10 minutes later, another train ran over Ang, at which point another SMRT staff member noticed the train’s carriage jerking upwards. That staff member was the one who spotted Ang’s body and notified the control centre.

Chia, however, indicated that there are “no plans” to change the existing system to prevent such accidents in future. He testified that:


1. LRT trains have no obstruction detection systems, and there are no plans to add any such system.
2. The safest option for passengers who have fallen onto the tracks is to stay at the “safe location” in the middle of two electrified train tracks. This “safe location” is not clearly marked. “We don’t publicise that,” Chia said, adding that there are no plans to do so.
3. Another option for passengers who have fallen onto the tracks is to shout for help so that someone on the platform might sound the alarm by pressing one of the emergency stop plungers located at either end of the platform, that would cut power to the trains.
Again, there is no signage informing passengers what happens when they press the plunger and there are no plans to install any such signage.
4. Lastly, Chia said that a passenger who has fallen onto the tracks can make their way to the end of the platform, where there a flight of stairs leads back into the station. But, of course, he added that there is “no signage to show where the stairs are.”
5. Chia reported that a video analytics system has been deployed to detect foreign objects on train tracks. However, even this initiative seems pointless as it is unclear whether the system would be able to sound an alarm to the control center and stop the train, if it recognises a foreign object.

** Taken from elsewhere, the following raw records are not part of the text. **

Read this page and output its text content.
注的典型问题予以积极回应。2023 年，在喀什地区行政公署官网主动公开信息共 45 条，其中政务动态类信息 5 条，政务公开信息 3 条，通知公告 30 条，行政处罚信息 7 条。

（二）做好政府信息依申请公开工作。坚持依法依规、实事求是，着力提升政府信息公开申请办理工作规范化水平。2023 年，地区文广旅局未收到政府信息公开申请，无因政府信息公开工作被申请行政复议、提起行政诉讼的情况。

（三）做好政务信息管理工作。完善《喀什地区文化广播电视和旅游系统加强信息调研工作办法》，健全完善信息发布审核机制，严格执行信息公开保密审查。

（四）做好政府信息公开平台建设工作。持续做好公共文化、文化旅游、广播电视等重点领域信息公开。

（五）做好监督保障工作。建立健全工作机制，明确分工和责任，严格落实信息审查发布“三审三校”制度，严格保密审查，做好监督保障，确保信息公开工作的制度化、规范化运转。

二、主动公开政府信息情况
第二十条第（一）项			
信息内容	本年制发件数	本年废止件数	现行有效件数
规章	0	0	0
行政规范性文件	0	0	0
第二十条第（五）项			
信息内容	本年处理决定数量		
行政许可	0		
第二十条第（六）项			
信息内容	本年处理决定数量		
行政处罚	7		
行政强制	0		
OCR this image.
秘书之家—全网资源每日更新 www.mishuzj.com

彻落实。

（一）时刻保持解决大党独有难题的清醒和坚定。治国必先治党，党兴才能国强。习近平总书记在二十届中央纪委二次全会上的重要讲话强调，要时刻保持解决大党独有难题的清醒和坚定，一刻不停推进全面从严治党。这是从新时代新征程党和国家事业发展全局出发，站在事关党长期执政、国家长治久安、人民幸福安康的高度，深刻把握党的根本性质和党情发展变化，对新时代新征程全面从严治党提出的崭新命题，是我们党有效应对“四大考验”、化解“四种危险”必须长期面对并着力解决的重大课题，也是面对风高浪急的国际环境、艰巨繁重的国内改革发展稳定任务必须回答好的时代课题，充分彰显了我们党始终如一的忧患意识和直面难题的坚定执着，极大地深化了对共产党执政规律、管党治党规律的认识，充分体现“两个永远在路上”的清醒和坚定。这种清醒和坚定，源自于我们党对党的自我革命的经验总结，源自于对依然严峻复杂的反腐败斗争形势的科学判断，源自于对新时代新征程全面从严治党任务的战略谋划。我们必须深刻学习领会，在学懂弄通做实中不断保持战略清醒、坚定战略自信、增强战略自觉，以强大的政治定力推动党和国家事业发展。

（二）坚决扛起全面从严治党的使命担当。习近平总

State Coroner Marvin Bay, who ruled Ang’s death as an accident. said in response to Chia’s outrageous admissions:

“It would also be useful to raise public awareness of the emergency stop plunger, the safety zone on the tracks and staircase access back to the platform to avert disaster whenever a person falls onto the tracks.”

Bay called the video initiative “a step in the right direction,” while classifying Ang’s death as a “a truly tragic misadventure.”

Ang fell at 12.42am and was pronounced dead by paramedics at 2.20am. The inquiry heard that at the time of his fall, he had 232mg of alcohol per 100ml of blood – about thrice the legal limit of alcohol for drivers.

He leaves behind his wife and three children between the ages of 9 and 17.